In our previous work [2,3], we have found optimal value-chains within the design space of conventional alternatives (called ‘superstructure’ networks) for the grocery sacks value-chain. This included decision variables ranging from type of bags, collection methods, primary and secondary waste treatment methods, etc. We also found optimal value-chain designs for the three objectives: circularity, global warming potential and life-cycle cost. Further, we constructed a pareto surface containing trade-off or compromise solutions. As mentioned earlier, the focus of this work is to study each innovation tabulated in the developed list based on enhancement of Sustainable Circular Economy. We also broaden the scope of our previous work [2] to also include beverage bottles, since a major chunk of emerging technologies are aimed at dealing with PET bottle waste.

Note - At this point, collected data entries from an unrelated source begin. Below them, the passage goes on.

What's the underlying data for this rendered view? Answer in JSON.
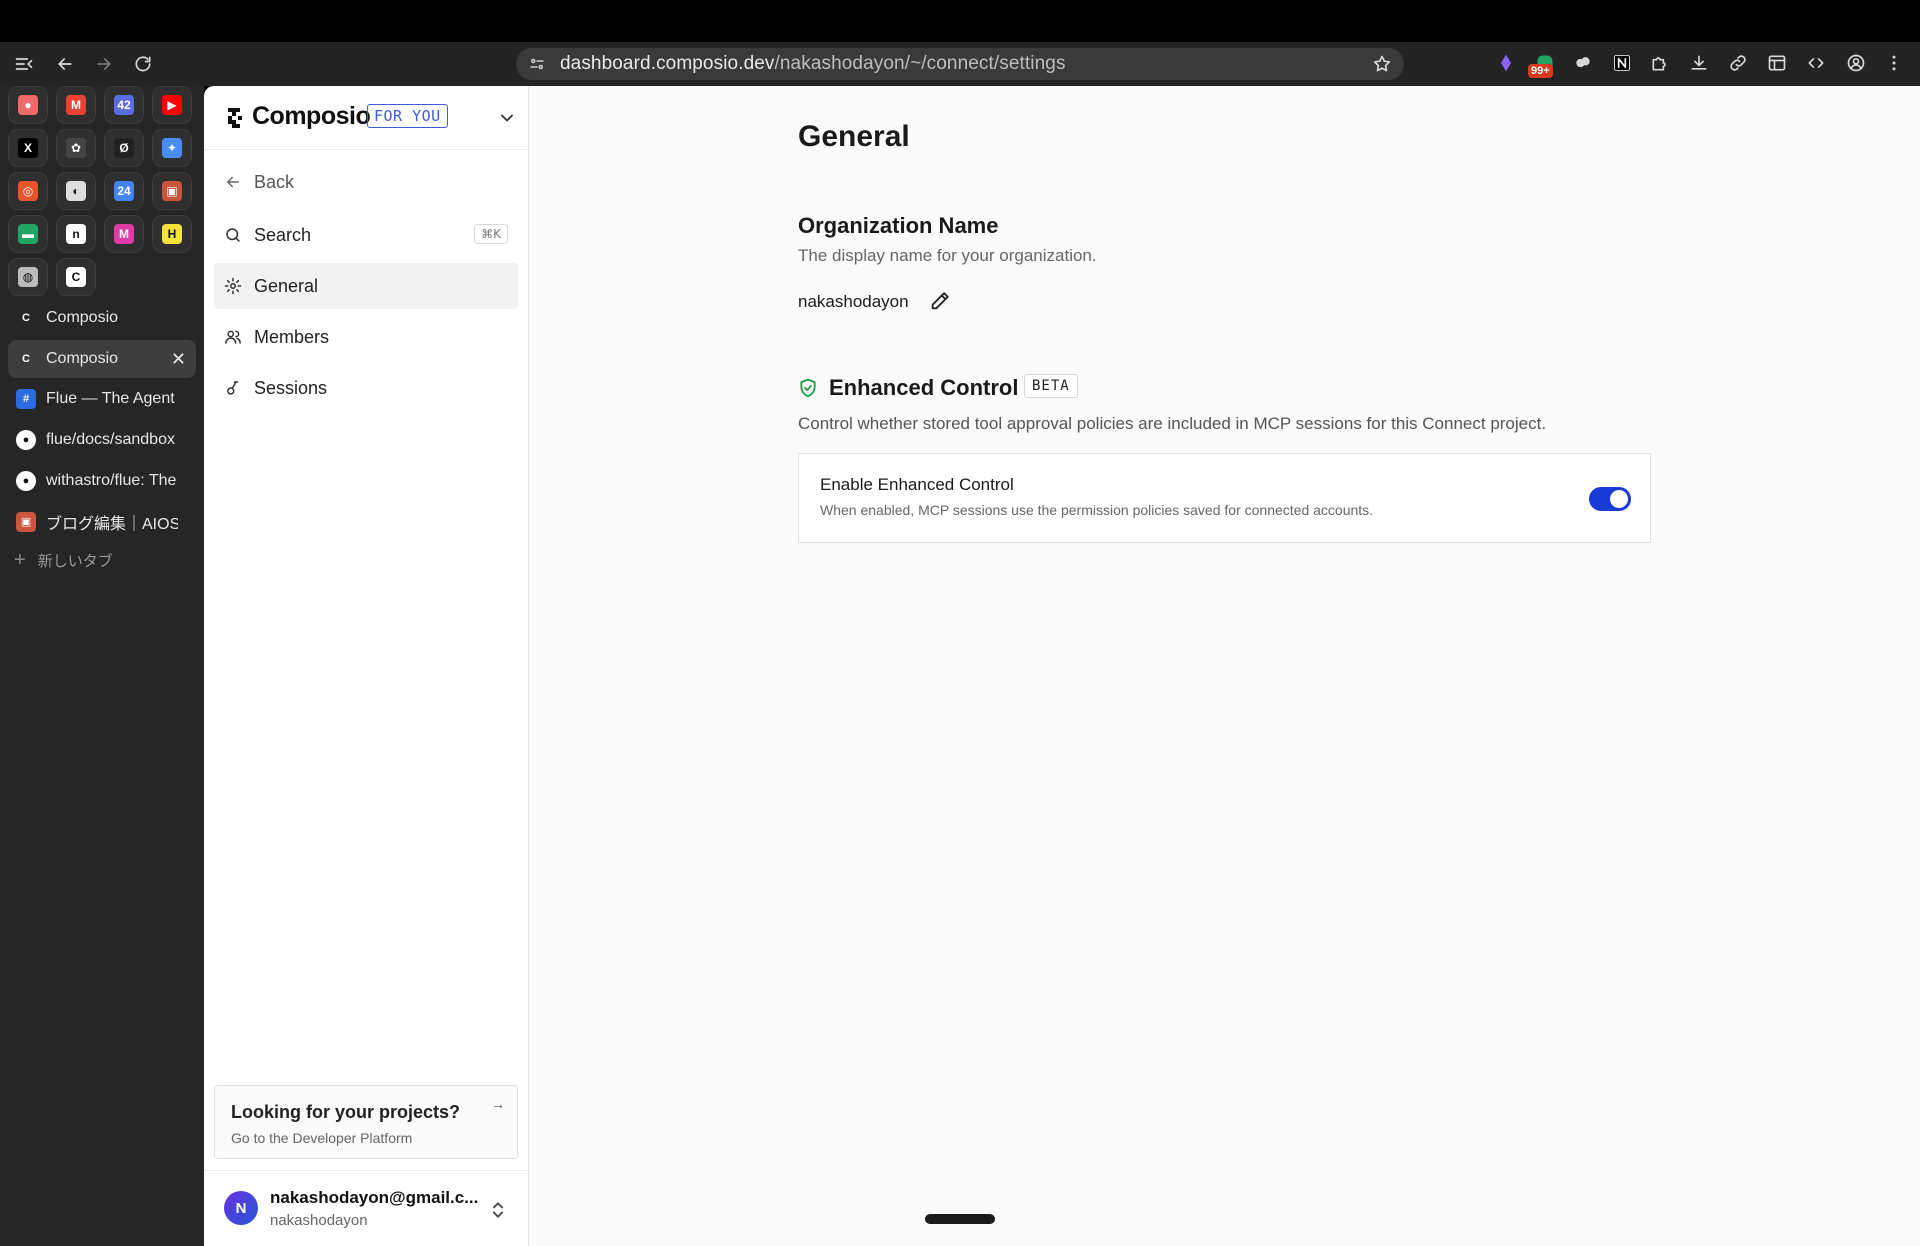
{
  "browser": {
    "url_host": "dashboard.composio.dev",
    "url_path": "/nakashodayon/~/connect/settings",
    "notification_badge": "99+"
  },
  "tabs": {
    "pinned": [
      {
        "icon": "asana-icon",
        "color": "#f06a6a",
        "glyph": "●"
      },
      {
        "icon": "gmail-icon",
        "color": "#ea4335",
        "glyph": "M"
      },
      {
        "icon": "calendar-count-icon",
        "color": "#5b6ee1",
        "glyph": "42"
      },
      {
        "icon": "youtube-icon",
        "color": "#ff0000",
        "glyph": "▶"
      },
      {
        "icon": "x-icon",
        "color": "#000000",
        "glyph": "X"
      },
      {
        "icon": "chatgpt-icon",
        "color": "#444444",
        "glyph": "✿"
      },
      {
        "icon": "perplexity-icon",
        "color": "#222222",
        "glyph": "Ø"
      },
      {
        "icon": "gemini-icon",
        "color": "#4a8cf7",
        "glyph": "✦"
      },
      {
        "icon": "ring-app-icon",
        "color": "#e8542c",
        "glyph": "◎"
      },
      {
        "icon": "linear-icon",
        "color": "#dddddd",
        "glyph": "◐"
      },
      {
        "icon": "google-calendar-icon",
        "color": "#4285f4",
        "glyph": "24"
      },
      {
        "icon": "profile-image-icon",
        "color": "#c8553d",
        "glyph": "▣"
      },
      {
        "icon": "meet-icon",
        "color": "#1fa463",
        "glyph": "▬"
      },
      {
        "icon": "notion-like-icon",
        "color": "#ffffff",
        "glyph": "n"
      },
      {
        "icon": "m-app-icon",
        "color": "#e03ca8",
        "glyph": "M"
      },
      {
        "icon": "h-app-icon",
        "color": "#f3e33b",
        "glyph": "H"
      },
      {
        "icon": "globe-icon",
        "color": "#bbbbbb",
        "glyph": "◍"
      },
      {
        "icon": "composio-icon",
        "color": "#ffffff",
        "glyph": "C"
      }
    ],
    "items": [
      {
        "label": "Composio",
        "icon": "composio-icon",
        "active": false
      },
      {
        "label": "Composio",
        "icon": "composio-icon",
        "active": true
      },
      {
        "label": "Flue — The Agent I",
        "icon": "flue-icon",
        "active": false
      },
      {
        "label": "flue/docs/sandbox",
        "icon": "github-icon",
        "active": false
      },
      {
        "label": "withastro/flue: The",
        "icon": "github-icon",
        "active": false
      },
      {
        "label": "ブログ編集｜AIOS",
        "icon": "profile-image-icon",
        "active": false
      }
    ],
    "new_tab_label": "新しいタブ",
    "close_glyph": "✕"
  },
  "sidebar": {
    "logo_text": "Composio",
    "badge": "FOR YOU",
    "back_label": "Back",
    "search_label": "Search",
    "search_shortcut": "⌘K",
    "nav": [
      {
        "label": "General",
        "icon": "gear-icon",
        "active": true
      },
      {
        "label": "Members",
        "icon": "users-icon",
        "active": false
      },
      {
        "label": "Sessions",
        "icon": "sessions-icon",
        "active": false
      }
    ],
    "projects_card": {
      "title": "Looking for your projects?",
      "subtitle": "Go to the Developer Platform"
    },
    "user": {
      "initial": "N",
      "email": "nakashodayon@gmail.c...",
      "name": "nakashodayon"
    }
  },
  "main": {
    "title": "General",
    "org_section": {
      "title": "Organization Name",
      "description": "The display name for your organization.",
      "value": "nakashodayon"
    },
    "enhanced_section": {
      "title": "Enhanced Control",
      "badge": "BETA",
      "description": "Control whether stored tool approval policies are included in MCP sessions for this Connect project.",
      "card_title": "Enable Enhanced Control",
      "card_desc": "When enabled, MCP sessions use the permission policies saved for connected accounts.",
      "enabled": true
    }
  },
  "colors": {
    "accent_blue": "#1a3ad6",
    "shield_green": "#1f9d48",
    "badge_blue": "#3b5bd9"
  }
}
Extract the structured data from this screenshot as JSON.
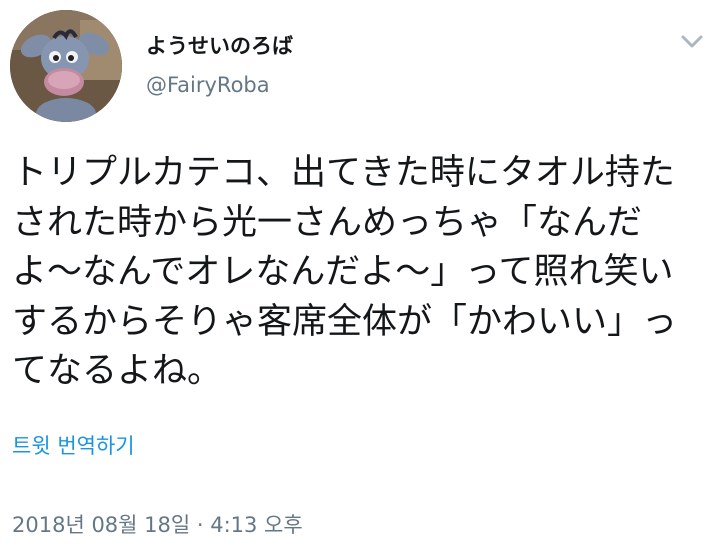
{
  "author": {
    "display_name": "ようせいのろば",
    "handle": "@FairyRoba",
    "avatar_icon": "eeyore-plush-avatar"
  },
  "menu": {
    "icon": "chevron-down-icon"
  },
  "tweet": {
    "text": "トリプルカテコ、出てきた時にタオル持た\nされた時から光一さんめっちゃ「なんだ\nよ〜なんでオレなんだよ〜」って照れ笑い\nするからそりゃ客席全体が「かわいい」っ\nてなるよね。",
    "translate_label": "트윗 번역하기",
    "timestamp": "2018년 08월 18일 · 4:13 오후"
  },
  "colors": {
    "text_primary": "#14171a",
    "text_secondary": "#657786",
    "link": "#1b95e0",
    "background": "#ffffff"
  }
}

We use life-cycle allocation and displacement methods to find hotspots of emissions, loss of circularity and cost in the PET beverage bottles value-chain. This yields information on sectors of the value-chain which have the highest scope of improvement. Additionally, we have categorized the list of innovations based on stage of adoption, namely: Innovation gap, Theoretical, Experimentation, Commercialization and Diffusion. Information from both hotspot and adoption stage are used to select which technologies to introduce in the value-chain network of alternatives, or ‘superstructure’. This is followed by data collection and generation for introducing life-cycle of the chosen ‘emerging technology’ within the design space. This requires generation of life-cycle inventory for novel technologies using prospective LCA [4,5]. In order to fill several data voids and gaps, simulation of chemical plants and physical processes are performed to find parameters of the life-cycle model. For example, within the PET bottles case study we explore novel technologies to make bio-based compostable polyhydroxy-alkanoate and bio-PET bottles; and chemical recycling using glycolysis. Following this, the SCE framework is implemented using multi-objective optimization to construct a new pareto surface. Ultimately, the presence of the innovation within the pareto optimal set is investigated to determine if the innovation is worthy of being included within the roadmap. This process, starting from hotspot analysis is repeated, until every sector of the value-chain is covered, thereby developing a roadmap for innovation. As a result, the generated innovation roadmap contains novel technologies in each sector ranked according to the potential of enhancing the SCE of the system. In conclusion, this talk will contain a systematic method to convert a list of innovations into a Roadmap of most promising innovations using systemic multi-objective optimization approaches on cradle-to-cradle life-cycle superstructures. The method will be demonstrated for products such as grocery sacks and beverage bottle value-chains, thereby aiding corporate strategy and policy action towards most effective SCE innovations.

References

1. Hafsa, F., Dooley, K., Basile, G., and Buch, R. (2020), “Innovations for more circular plastic packaging”, under review at Journal of Cleaner Production.
2. Thakker, Vyom, and Bhavik R. Bakshi. "Toward sustainable circular economies: A computational framework for assessment and design." Journal of Cleaner Production295 (2021): 126353.
3. Thakker, Vyom, and Bhavik R. Bakshi. “Towards Sustainable Circular Economy: Design Framework and Application to Grocery Sacks”. 2020 AIChE Annual Meeting. Video available at: https://youtu.be/dWj6R0UXMjM
4. Yao, Yuan, and Eric Masanet. "Life-cycle modeling framework for generating energy and greenhouse gas emissions inventory of emerging technologies in the chemical industry." Journal of Cleaner Production 172 (2018): 768-777.
5. Thonemann, Nils, Anna Schulte, and Daniel Maga. "How to conduct prospective life cycle assessment for emerging technologies? A systematic review and methodological guidance." Sustainability3 (2020): 1192.